Charles Doyle cdoyle at UGA.EDU
Mon Jun 30 18:33:00 UTC 2008


Not to spay a dead horse, but . . . .

Nobody ever claimed that the expression "was originally a racial slur"!  The discussion focused on the extent to which, in recent times, it has been (re)interpreted--or, more rarely, intended--as a racial slur.

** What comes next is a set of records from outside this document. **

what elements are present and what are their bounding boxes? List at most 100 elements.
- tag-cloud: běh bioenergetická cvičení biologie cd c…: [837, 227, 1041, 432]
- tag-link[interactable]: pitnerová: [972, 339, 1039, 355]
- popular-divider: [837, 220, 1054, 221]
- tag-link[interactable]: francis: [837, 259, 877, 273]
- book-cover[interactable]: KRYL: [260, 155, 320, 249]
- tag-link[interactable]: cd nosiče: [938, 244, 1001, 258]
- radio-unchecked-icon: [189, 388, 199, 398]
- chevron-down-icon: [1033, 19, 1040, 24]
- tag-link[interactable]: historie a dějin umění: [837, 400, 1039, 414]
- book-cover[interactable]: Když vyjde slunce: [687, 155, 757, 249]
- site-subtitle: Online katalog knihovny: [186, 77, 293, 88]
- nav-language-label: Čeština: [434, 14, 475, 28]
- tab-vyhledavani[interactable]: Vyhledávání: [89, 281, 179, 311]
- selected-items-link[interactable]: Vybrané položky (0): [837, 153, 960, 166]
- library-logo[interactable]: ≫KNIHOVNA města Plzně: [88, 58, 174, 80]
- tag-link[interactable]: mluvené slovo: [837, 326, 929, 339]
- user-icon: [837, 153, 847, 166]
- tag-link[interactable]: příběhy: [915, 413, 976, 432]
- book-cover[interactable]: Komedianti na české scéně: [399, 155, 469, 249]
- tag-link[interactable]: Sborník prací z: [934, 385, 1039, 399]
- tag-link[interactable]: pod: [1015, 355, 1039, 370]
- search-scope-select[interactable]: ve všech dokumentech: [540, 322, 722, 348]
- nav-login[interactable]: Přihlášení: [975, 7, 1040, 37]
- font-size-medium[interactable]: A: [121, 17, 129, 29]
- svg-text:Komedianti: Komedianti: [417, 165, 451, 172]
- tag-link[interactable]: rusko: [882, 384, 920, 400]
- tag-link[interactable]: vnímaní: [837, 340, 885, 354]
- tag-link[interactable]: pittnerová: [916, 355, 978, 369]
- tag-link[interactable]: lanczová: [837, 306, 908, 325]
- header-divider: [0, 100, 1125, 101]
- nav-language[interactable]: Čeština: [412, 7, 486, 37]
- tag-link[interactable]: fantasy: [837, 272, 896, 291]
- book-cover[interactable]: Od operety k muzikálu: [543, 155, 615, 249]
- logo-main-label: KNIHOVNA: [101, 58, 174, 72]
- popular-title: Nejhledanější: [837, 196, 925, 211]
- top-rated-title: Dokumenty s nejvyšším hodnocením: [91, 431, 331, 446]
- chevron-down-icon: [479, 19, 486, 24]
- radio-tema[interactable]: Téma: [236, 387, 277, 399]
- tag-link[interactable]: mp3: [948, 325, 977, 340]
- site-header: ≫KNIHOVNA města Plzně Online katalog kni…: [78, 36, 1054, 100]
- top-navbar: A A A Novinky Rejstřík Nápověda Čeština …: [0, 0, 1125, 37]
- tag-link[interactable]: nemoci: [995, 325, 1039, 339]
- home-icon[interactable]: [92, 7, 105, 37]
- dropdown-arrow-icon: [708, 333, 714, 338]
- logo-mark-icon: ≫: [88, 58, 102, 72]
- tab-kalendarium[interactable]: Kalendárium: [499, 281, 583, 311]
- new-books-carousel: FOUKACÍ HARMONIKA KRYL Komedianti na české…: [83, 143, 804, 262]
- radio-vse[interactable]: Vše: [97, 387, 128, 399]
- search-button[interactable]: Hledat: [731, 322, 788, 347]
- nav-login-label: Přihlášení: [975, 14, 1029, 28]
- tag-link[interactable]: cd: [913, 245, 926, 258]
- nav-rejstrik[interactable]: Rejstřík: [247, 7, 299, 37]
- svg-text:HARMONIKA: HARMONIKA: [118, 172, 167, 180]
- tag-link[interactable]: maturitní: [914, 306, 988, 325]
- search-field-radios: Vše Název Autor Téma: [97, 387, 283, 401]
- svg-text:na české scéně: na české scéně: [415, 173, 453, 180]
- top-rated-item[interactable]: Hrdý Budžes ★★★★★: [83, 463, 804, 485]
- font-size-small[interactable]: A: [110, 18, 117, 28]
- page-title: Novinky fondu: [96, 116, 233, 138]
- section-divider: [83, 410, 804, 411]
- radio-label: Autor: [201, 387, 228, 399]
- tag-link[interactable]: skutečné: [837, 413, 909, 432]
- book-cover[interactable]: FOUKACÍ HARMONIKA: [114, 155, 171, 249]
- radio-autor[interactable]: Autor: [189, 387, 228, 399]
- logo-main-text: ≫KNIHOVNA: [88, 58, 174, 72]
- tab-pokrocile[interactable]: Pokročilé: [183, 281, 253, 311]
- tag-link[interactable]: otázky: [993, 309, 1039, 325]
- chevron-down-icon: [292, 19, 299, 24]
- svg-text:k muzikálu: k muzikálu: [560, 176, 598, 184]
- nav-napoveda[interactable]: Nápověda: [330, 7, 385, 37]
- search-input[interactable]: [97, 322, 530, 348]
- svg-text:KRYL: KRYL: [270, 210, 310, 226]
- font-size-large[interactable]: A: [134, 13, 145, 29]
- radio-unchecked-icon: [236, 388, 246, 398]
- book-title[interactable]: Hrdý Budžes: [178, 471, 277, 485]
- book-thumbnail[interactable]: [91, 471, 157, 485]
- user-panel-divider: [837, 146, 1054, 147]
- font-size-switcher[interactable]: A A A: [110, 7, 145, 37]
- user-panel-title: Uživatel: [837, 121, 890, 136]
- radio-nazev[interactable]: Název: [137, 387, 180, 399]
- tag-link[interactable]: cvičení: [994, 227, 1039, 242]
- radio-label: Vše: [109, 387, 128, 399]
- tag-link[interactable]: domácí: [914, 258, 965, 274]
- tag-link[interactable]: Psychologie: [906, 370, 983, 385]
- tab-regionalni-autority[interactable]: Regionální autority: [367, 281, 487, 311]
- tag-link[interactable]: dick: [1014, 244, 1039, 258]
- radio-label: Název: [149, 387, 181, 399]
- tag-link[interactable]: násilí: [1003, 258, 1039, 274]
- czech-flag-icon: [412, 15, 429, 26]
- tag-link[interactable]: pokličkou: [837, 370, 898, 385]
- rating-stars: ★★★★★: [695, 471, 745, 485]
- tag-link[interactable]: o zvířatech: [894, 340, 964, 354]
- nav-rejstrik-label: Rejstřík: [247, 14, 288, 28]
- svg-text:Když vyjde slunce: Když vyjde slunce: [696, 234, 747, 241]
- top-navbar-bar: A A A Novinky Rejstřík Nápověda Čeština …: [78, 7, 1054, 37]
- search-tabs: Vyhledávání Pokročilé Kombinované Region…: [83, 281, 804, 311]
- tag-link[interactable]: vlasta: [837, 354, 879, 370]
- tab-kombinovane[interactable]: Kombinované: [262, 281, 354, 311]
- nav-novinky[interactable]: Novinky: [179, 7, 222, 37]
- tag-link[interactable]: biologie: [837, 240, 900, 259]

I concur with George's skepticism about the "neutered animal" hypothesis. And it's hard to imagine that the polyglottally erudite Archer Taylor, who had certainly studied Erasmus's _Adagia_, would have credited that hypothesis either.

--Charlie
_____________________________________________________________

---- Original message ----
>Date: Mon, 30 Jun 2008 13:49:35 -0400
>From: George Thompson <george.thompson at NYU.EDU>
>Subject: Calling a spade. . . .
>
>Thought you had heard the last on this topic, didn't you?
>
>My email connection has been recalcitrant lately, or I would have posted this tidbit while you all were still hankering for more.
>
>Archer Taylor, in his book The Proverb, (Cambridge, Mass.: Harvard U. P., 1931), in a chapter on non-proverbial fixed expressions, says "The phrase to call a spade a spade may allude to a spayed dog, and possibly we can find support for this explanation in the synonymous Italian to call a cat a cat (chiamar gatta gatta).  On the other hand, the German to show him what a rake is (einem zeigen was eine Harke ist) suggests that "spade" means a garden implement."  (pp. 192-93)
>
>Taylor was a great scholar in various aspects of folklore -- my fans may remember my boasting of having once read his history of the nose-thumbing gesture (The Shanghai Gesture).  Still, I don't find the "spayed dog" explanation very likely.  The Italian analogy isn't persuasive, and I have never encountered "spayed" used as a noun, as it is in the expression.  Still, the possibility that it was originally a racial slur seems discountenanced.
>
>GAT
>
>George A. Thompson
>Author of A Documentary History of "The African Theatre", Northwestern Univ. Pr., 1998, but nothing much lately.